我が国において、ポリオ(小児麻痺)は1981年以降、つまり30年以上、”自然感染”での発生がありません。これは、裏を返せば、”ポリオ生ワクチンさえ受けなければポリオ(小児麻痺)にならなかった”という、とんでもないことを意味します。
“我が子を病気から守ろうとして予防接種を受けさせるのに、病院からポリオ(小児麻痺)になって帰ってくる”
子をもつ親として到底、許される話ではありません。
生ワクチン廃止の声が年々、非常に高まっていました。
そして・・ようやく、やっと・・生ワクチン中止、不活化ポリオワクチンの開始です。
先進国より遅れること10年以上(涙)。
当然ですが、この不活化ワクチンで、ポリオ(小児麻痺)になることはありません。
さかいたけお先生は、2008年9月に現こどもクリニックを開院されて以降、不活化ポリオワクチンを個人で輸入してまで、子どもたちへの安全な医療を追求、そして実践してこられました。
訪れた人には分かります。
さかい先生が目指していらっしゃる医療「寄り添う医療」と姿勢「限りないやさしさ」、これを実感できるクリニックだということを。
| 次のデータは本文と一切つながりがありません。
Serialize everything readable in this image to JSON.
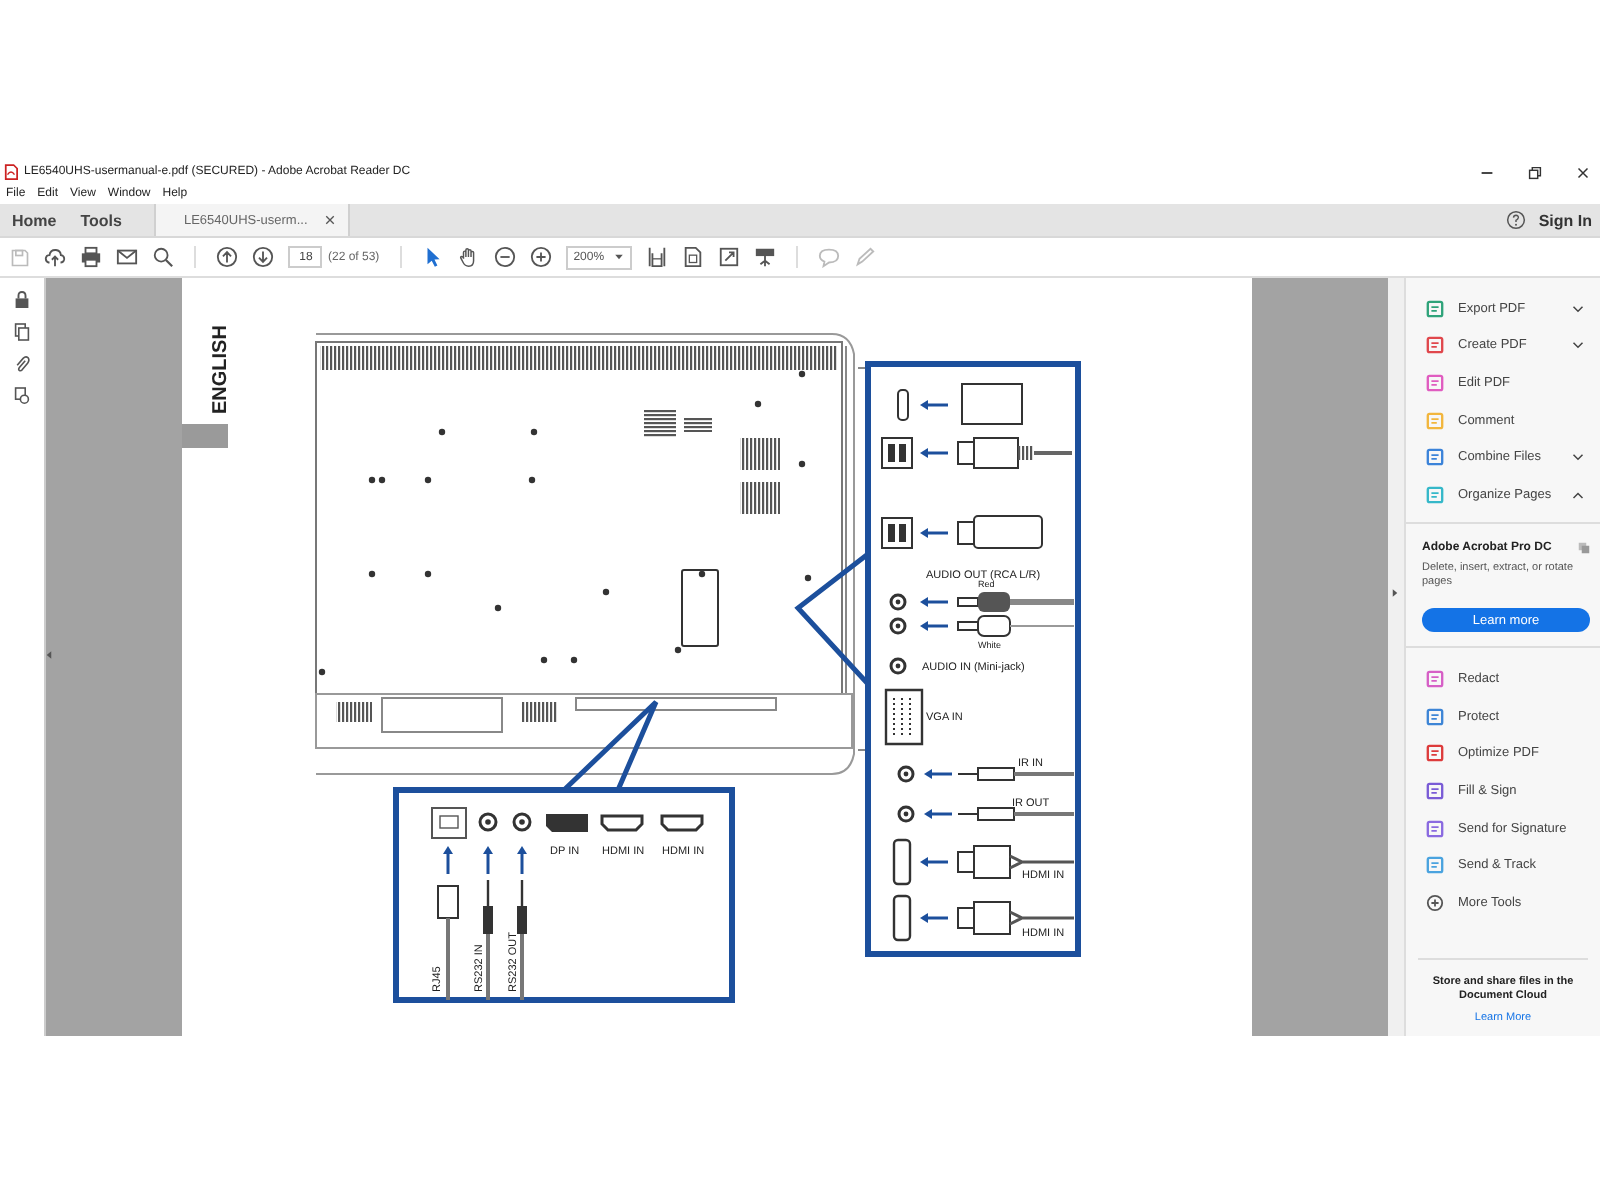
{
  "window": {
    "title": "LE6540UHS-usermanual-e.pdf (SECURED) - Adobe Acrobat Reader DC"
  },
  "menu": [
    "File",
    "Edit",
    "View",
    "Window",
    "Help"
  ],
  "tabs": [
    {
      "label": "Home",
      "selected": false
    },
    {
      "label": "Tools",
      "selected": false
    },
    {
      "label": "LE6540UHS-userm...",
      "selected": true
    }
  ],
  "account": {
    "sign_in": "Sign In"
  },
  "toolbar": {
    "page": "18",
    "page_count": "(22 of 53)",
    "zoom": "200%"
  },
  "document": {
    "language_tab": "ENGLISH",
    "bottom_panel_labels": [
      "DP IN",
      "HDMI IN",
      "HDMI IN"
    ],
    "cable_labels": [
      "RJ45",
      "RS232 IN",
      "RS232 OUT"
    ],
    "side_panel_labels": [
      "AUDIO OUT (RCA L/R)",
      "Red",
      "White",
      "AUDIO IN (Mini-jack)",
      "VGA IN",
      "IR IN",
      "IR OUT",
      "HDMI IN",
      "HDMI IN"
    ]
  },
  "tools_panel": {
    "tools": [
      {
        "label": "Export PDF",
        "color": "#2fa37a",
        "kind": "menu",
        "expanded": false
      },
      {
        "label": "Create PDF",
        "color": "#e0474c",
        "kind": "menu",
        "expanded": false
      },
      {
        "label": "Edit PDF",
        "color": "#e05cc0",
        "kind": "plain"
      },
      {
        "label": "Comment",
        "color": "#f2b63d",
        "kind": "plain"
      },
      {
        "label": "Combine Files",
        "color": "#3b83d9",
        "kind": "menu",
        "expanded": false
      },
      {
        "label": "Organize Pages",
        "color": "#35b8c9",
        "kind": "menu",
        "expanded": true
      }
    ],
    "promo": {
      "title": "Adobe Acrobat Pro DC",
      "text": "Delete, insert, extract, or rotate pages",
      "button": "Learn more"
    },
    "more_tools": [
      {
        "label": "Redact",
        "color": "#d65fc6",
        "kind": "tool"
      },
      {
        "label": "Protect",
        "color": "#3d85d6",
        "kind": "tool"
      },
      {
        "label": "Optimize PDF",
        "color": "#dd3b3b",
        "kind": "tool"
      },
      {
        "label": "Fill & Sign",
        "color": "#7a5cd6",
        "kind": "tool"
      },
      {
        "label": "Send for Signature",
        "color": "#8a6ae0",
        "kind": "tool"
      },
      {
        "label": "Send & Track",
        "color": "#4aa3df",
        "kind": "tool"
      },
      {
        "label": "More Tools",
        "color": "#555555",
        "kind": "more"
      }
    ],
    "cloud": {
      "text": "Store and share files in the Document Cloud",
      "link": "Learn More"
    }
  }
}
よく息子から「パパは、空手の時はメチャ厳しいけど、他のことはアマアマだね」と言われます。さかい先生の言う真の「やさしさ」を追求すべく、メリハリをもって頑張っていかねば、と思っています。
2012年7月27日
若年性アルツハイマー病と診断された父親(豊川悦司)と、その父親をひたむきに支えていく娘(芦田愛菜)のせつない親子愛を描いたドラマ。
「ビューティフルレイン(日曜、夜9時 フジテレビ系列;第4話まで終了)」
毎週、息子とみています。
全国で推定患者数10万人と言われる若年性アルツハイマー病、
働き盛りの世代を突然襲うこの病気は、決してドラマの世界だけの話ではありません。
僕が何か困ったことがあると、よく相談にのってもらっていた先輩医師のお母様も発症され、闘病生活を余儀なくされていました。先日、先輩はお母様の看護・介護のために宮城を離れ、実家のある他県にお戻りになりました。
18歳~64歳で発症する若年性アルツハイマー病、
主な原因として、現状ではアミロイド仮説が支持されています。
脳にβ-アミロイドというタンパク質が溜まりだすことにより、健全な神経細胞を変性・脱落させて、脳の委縮が進行していくという考えです。
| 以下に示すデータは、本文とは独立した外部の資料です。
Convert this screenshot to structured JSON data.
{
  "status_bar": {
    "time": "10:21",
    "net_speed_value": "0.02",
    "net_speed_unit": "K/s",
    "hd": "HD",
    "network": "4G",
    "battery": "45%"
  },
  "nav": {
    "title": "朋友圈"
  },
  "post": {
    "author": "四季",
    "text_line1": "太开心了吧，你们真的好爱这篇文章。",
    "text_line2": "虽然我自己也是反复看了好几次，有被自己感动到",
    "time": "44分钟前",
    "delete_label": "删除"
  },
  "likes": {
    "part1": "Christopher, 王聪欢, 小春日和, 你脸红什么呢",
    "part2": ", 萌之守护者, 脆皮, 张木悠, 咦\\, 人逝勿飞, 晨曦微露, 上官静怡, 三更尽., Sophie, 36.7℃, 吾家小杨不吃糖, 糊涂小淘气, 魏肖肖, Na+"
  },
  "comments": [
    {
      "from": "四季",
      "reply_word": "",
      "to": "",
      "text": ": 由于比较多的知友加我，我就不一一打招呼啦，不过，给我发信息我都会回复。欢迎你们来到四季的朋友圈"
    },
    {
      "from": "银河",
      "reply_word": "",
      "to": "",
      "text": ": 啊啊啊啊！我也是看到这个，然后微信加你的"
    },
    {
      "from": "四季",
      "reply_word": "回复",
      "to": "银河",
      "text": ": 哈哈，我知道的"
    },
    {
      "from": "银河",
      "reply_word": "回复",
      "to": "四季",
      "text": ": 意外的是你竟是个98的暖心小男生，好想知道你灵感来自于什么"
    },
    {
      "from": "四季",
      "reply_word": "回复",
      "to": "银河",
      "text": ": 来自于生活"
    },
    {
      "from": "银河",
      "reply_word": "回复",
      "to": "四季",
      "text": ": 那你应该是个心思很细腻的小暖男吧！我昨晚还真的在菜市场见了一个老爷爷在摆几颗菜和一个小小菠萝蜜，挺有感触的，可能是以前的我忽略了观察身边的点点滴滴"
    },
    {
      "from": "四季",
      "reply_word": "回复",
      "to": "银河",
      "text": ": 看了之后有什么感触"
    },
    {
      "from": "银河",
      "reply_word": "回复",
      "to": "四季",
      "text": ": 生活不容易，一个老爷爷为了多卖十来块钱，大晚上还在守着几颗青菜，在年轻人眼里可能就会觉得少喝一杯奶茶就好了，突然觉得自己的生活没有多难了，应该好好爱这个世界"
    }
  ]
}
若年性の場合、初期には自覚症状に乏しいため、家族からの勧めで脳のCTやMRI検査を受けて告知されるケースも多い様です。
初期段階での物忘れは、記憶障害(最近のことを忘れる)からやがて、時間・場所・人の見当がつかなくなる状況へと進行していきます(次第に過去の記憶や経験を失っていきます)。
治す薬はまだありません~進行を遅らせる薬を使用していきます。
薬以外で、アルツハイマー病の進行を遅らせると考えられる手立て・・
まずは、"カロリー制限"。高脂肪食は、脳中のアミロイド斑の形成を増加させ、記憶力を著しく低下させます。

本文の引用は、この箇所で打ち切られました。